When this extension is registered, the agent is instructed to use this tool to check for relevant background information before proceeding with complex tasks.

Memory Extraction Modes¶

The MemoryExtractionMode determines the lifecycle of memory creation:

Mode	Description
`INLINE`	Extraction happens during the primary model call using structured output. Nuance: This is the most efficient mode but is not supported in streaming mode. Sentinel AI will automatically force an out-of-band extraction if the agent is run in streaming mode.
`OUT_OF_BAND`	Extraction happens as a separate, asynchronous model call after the primary response is generated. This ensures extraction works even with streaming.
`DISABLED`	No new memories are extracted. Useful for read-only memory agents.

Storage Implementations¶

Sentinel AI requires an EmbeddingModel to generate vector representations of memories for semantic search.

File System Storage (`sentinel-ai-filesystem`)¶

Ideal for local development or small-scale applications. It stores memories as JSON files and vectors in a local directory.

final var storage = FileSystemAgentMemoryStorage.builder()
        .baseDir("./data/memory")
        .mapper(objectMapper)
        .embeddingModel(embeddingModel) // e.g., LocalEmbeddingModel or OpenAIEmbeddingModel
        .build();

Performance

FileSystemAgentMemoryStorage performs a linear scan and manual cosine similarity calculation for search. It is not intended for production use with thousands of memories.

Elasticsearch Storage (`sentinel-ai-storage-es`)¶

Recommended for production. Uses Elasticsearch's native KNN (k-nearest neighbors) search for efficient retrieval.

final var storage = ESAgentMemoryStorage.builder()
        .client(esClient)
        .embeddingModel(embeddingModel)
        .indexPrefix("prod") // Optional: prefixes the 'agent-memories' index
        .build();

Vector Dimensions

The Elasticsearch implementation automatically determines vector dimensions based on the provided EmbeddingModel during initial index creation.

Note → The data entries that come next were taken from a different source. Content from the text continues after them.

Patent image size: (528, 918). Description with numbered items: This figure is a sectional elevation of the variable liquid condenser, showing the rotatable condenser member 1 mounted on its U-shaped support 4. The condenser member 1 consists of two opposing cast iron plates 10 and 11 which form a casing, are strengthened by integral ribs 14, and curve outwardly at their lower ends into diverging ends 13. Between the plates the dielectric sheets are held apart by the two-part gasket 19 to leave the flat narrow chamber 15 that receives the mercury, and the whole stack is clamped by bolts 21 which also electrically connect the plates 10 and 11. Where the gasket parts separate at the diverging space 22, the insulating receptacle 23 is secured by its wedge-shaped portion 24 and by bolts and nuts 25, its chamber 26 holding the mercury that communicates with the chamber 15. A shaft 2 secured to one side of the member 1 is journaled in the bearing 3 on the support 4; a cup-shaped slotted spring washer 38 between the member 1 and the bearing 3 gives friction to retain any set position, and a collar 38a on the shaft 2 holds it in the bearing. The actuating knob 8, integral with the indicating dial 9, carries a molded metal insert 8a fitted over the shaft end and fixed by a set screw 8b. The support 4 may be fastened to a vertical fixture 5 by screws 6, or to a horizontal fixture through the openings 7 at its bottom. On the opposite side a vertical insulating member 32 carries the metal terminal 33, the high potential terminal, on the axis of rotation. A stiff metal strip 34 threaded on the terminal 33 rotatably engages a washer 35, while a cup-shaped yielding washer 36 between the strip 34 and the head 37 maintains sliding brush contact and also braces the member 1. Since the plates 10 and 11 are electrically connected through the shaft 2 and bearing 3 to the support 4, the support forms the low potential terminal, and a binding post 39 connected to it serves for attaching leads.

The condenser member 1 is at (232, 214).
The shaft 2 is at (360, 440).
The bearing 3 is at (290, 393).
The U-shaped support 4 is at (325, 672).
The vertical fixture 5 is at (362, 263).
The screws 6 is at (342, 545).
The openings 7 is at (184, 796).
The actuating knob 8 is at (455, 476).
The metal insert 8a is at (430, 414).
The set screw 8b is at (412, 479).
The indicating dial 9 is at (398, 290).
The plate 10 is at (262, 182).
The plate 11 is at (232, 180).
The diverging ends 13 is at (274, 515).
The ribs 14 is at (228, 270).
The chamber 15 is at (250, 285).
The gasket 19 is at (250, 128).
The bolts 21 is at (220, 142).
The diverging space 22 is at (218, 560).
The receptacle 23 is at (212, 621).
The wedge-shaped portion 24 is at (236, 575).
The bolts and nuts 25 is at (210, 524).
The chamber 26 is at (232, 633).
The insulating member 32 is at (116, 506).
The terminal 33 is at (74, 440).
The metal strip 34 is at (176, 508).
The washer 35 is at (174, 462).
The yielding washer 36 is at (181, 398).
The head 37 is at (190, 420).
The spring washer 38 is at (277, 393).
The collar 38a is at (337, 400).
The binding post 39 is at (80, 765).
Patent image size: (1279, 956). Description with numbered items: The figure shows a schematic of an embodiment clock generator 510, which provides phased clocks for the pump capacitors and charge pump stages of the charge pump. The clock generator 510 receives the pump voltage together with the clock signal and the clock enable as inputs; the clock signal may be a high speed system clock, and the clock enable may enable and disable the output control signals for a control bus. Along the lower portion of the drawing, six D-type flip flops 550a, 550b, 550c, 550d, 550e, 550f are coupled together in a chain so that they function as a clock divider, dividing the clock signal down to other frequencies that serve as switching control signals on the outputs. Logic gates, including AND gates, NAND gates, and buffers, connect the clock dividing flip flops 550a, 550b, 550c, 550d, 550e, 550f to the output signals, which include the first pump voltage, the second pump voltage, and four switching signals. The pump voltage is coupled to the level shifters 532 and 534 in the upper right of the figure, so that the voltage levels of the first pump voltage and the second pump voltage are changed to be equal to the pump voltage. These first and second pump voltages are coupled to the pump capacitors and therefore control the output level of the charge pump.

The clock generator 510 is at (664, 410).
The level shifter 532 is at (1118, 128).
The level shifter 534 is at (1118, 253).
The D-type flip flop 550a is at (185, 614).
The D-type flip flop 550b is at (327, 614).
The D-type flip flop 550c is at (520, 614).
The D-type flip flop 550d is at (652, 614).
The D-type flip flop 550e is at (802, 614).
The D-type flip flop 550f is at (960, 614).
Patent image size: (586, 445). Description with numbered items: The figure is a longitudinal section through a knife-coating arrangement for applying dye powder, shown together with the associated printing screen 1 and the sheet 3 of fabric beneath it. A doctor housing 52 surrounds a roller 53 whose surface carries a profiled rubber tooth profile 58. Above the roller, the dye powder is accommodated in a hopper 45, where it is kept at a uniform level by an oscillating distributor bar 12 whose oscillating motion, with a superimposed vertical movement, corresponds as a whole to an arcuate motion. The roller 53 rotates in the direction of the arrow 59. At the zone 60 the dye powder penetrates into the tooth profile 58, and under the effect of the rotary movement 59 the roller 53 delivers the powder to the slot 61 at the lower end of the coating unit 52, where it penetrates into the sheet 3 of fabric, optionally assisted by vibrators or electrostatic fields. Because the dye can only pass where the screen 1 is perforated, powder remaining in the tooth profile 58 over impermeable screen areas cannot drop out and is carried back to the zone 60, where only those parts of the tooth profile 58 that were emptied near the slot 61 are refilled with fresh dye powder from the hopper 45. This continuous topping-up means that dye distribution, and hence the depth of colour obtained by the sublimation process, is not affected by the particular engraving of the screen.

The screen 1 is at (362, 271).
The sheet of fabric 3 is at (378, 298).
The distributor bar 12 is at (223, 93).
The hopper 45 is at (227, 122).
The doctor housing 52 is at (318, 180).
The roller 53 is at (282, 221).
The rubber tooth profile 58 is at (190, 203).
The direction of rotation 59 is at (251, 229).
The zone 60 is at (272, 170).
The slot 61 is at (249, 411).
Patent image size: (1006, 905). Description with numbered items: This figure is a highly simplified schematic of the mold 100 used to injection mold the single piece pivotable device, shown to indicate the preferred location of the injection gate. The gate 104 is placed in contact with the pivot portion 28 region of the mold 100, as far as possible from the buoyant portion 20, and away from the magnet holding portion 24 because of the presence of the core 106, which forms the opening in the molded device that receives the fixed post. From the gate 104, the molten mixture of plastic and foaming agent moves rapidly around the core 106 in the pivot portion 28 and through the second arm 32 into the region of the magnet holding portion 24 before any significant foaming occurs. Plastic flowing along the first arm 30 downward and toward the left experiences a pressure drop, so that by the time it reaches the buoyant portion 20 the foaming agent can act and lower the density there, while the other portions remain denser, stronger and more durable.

If you change your embedding model later, you may need to recreate the index to match the new dimension count.

Tips and Nuances¶

Reusability Scores: The LLM assigns a reusability score to each extracted memory. Use minRelevantReusabilityScore (e.g., 7) to prevent your store from being cluttered with session-specific trivia.
Memory Scopes:
- AGENT: Shared knowledge (e.g., "Field 'X' in the database refers to User Salary").
- ENTITY: User-specific (e.g., "User prefers dark mode").
Facts Injection: Memories are injected as Facts into the system prompt. This happens automatically based on the userId provided in AgentRequestMetadata.

Dangers and Risks¶

PII & Privacy: Since memories are stored persistently across sessions, be extremely careful about extracting Personal Identifiable Information (PII). You can use a AgentMessagesPreProcessor to mask data before it reaches the extraction task.
Hallucinations: The LLM might "remember" things that weren't explicitly stated or were misunderstood. Periodic auditing of the memory store is recommended.
Token Overhead: Retrieving too many memories (high count) can bloat your system prompt and increase costs/latency.
Embedding Costs: Every save and every search requires an embedding model call. If using remote models (like OpenAI), this adds to your per-request cost.